A show of hypocrisy
I have just finished reading The Altar Boys by Suzanne Smith in which she documents the appalling sexual abuse of children, mostly young boys in the Diocese of Maitland and the extensive cover-up by the church at all levels extending at least as far as Archbishops of the church.
She also documents the high number of suicides among men who attended three schools in the Diocese; Marist Brothers Hamilton, Marist Brothers Maitland and St Pius X.
Sixty men born between 1959 and 1980 have taken their own lives.
On Thursday I opened The Border Mail to see on page 16 Father Brendan Lee's Thursday Thoughts "More than ever we need to ask RUOK?" Irony, hypocrisy, I nearly choked on my breakfast.
Father Lee is the priest who wrote an article in July this year titled 'Children are our future: we must look after them', and the same person who said he would rather go to prison than break the seal of the confessional.
Let's put that in blunt terms. If a person told him in the confessional they had sexually abused a child, Father Lee would not report that to the police.
Father Lee, I find that an utterly disgusting position and your words about suicide and mental health to be meaningless platitudes given your attitude and that of your church.
David Thurley (OAM), Lavington
IN OTHER NEWS:
City leaders don't get it
Let's be a bit sympathetic to our two Premiers, Daniel Andrews and Gladys Berejiklian.
It must be an enormously huge test for them to cope with this pandemic. And then too; Melbourne and Sydney are so very far away from us. They can't possibly know how well-oiled the fantastic cooperation on the border is between the vital services in health and education as well as in the farming communities.
They really don't seem to realise how damaging this border closure is for our region. Just look at the huge army of police that has been at the checkpoints to keep us apart. I can't help but think that this enormous workforce would have been much better used to cordon off the hotspots.
I for one would have felt much safer if no one from Melbourne could have come up here. Common sense that we normal citizens are using constantly was thrown into the "too hard basket". Unfortunately, politics and power has been used instead.

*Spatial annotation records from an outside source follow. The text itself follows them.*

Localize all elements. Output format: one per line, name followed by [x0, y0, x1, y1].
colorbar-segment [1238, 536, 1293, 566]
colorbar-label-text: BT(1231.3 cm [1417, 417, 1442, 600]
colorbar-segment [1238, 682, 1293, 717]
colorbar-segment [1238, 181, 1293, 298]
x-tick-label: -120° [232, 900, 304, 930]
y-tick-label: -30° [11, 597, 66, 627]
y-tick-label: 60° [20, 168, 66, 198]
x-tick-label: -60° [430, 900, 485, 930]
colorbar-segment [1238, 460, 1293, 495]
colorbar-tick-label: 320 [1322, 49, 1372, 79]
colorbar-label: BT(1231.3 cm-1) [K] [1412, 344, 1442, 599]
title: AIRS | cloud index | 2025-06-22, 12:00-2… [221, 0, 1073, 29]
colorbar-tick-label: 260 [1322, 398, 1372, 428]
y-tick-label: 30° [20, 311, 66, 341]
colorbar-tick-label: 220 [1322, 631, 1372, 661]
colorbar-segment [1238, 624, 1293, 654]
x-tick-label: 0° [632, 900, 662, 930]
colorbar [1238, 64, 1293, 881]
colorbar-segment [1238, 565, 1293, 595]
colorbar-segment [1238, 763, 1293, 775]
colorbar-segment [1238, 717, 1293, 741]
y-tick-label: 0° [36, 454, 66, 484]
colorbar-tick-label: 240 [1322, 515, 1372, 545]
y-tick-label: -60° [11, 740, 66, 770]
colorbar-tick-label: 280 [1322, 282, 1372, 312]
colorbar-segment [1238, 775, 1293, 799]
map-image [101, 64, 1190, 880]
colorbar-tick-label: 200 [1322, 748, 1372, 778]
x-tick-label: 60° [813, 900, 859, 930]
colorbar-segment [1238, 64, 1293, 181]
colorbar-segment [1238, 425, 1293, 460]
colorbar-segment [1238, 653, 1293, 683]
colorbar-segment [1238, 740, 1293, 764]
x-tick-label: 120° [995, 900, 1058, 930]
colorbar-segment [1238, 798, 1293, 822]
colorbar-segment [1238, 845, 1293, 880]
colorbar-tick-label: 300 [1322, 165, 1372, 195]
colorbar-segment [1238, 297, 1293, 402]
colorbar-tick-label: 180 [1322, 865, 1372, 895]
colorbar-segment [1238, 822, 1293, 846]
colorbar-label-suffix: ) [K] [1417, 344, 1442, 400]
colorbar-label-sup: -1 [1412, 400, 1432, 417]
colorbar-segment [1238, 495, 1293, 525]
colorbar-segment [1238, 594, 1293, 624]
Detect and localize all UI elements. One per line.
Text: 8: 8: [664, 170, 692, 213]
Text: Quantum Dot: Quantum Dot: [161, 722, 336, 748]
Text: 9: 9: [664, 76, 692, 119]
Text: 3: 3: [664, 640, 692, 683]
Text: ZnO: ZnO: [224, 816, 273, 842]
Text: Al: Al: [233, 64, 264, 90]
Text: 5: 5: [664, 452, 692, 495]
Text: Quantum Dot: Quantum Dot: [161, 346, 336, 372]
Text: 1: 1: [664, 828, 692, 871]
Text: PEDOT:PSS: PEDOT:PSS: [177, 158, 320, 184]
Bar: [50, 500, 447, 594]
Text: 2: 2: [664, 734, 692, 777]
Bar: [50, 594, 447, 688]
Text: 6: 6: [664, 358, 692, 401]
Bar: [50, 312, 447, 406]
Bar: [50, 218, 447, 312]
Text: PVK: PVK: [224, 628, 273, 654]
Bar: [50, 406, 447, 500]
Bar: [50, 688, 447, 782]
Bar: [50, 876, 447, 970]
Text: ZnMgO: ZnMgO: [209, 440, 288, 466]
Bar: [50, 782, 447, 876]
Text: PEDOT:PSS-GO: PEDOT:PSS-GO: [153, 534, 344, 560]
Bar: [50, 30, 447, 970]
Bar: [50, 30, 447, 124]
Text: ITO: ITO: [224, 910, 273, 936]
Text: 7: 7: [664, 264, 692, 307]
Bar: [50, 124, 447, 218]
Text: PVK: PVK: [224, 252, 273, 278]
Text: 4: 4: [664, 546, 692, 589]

And I wonder whether it is known in Melbourne and Sydney that just recently Albury-Wodonga had no new cases for more than 60 days. Let's hope that soon a much better way is put in place to keep the spread of this fickle virus under lock and key.
Bri Pfeiffer, Wodonga
The recent arrest and handcuffing of a pregnant Ballarat woman at her own home, in front of her young children, is an absolute disgrace. She was not protesting in the public arena (as the BLM protesters were, who, without public approval, were not apprehended by police).
To me, it smells of a politically-motivated arrest. The police publicly defended the action, as one would expect, but the hand-cuffing seems totally unnecessary in a democratic society. Surely there are better ways of handling these incidents.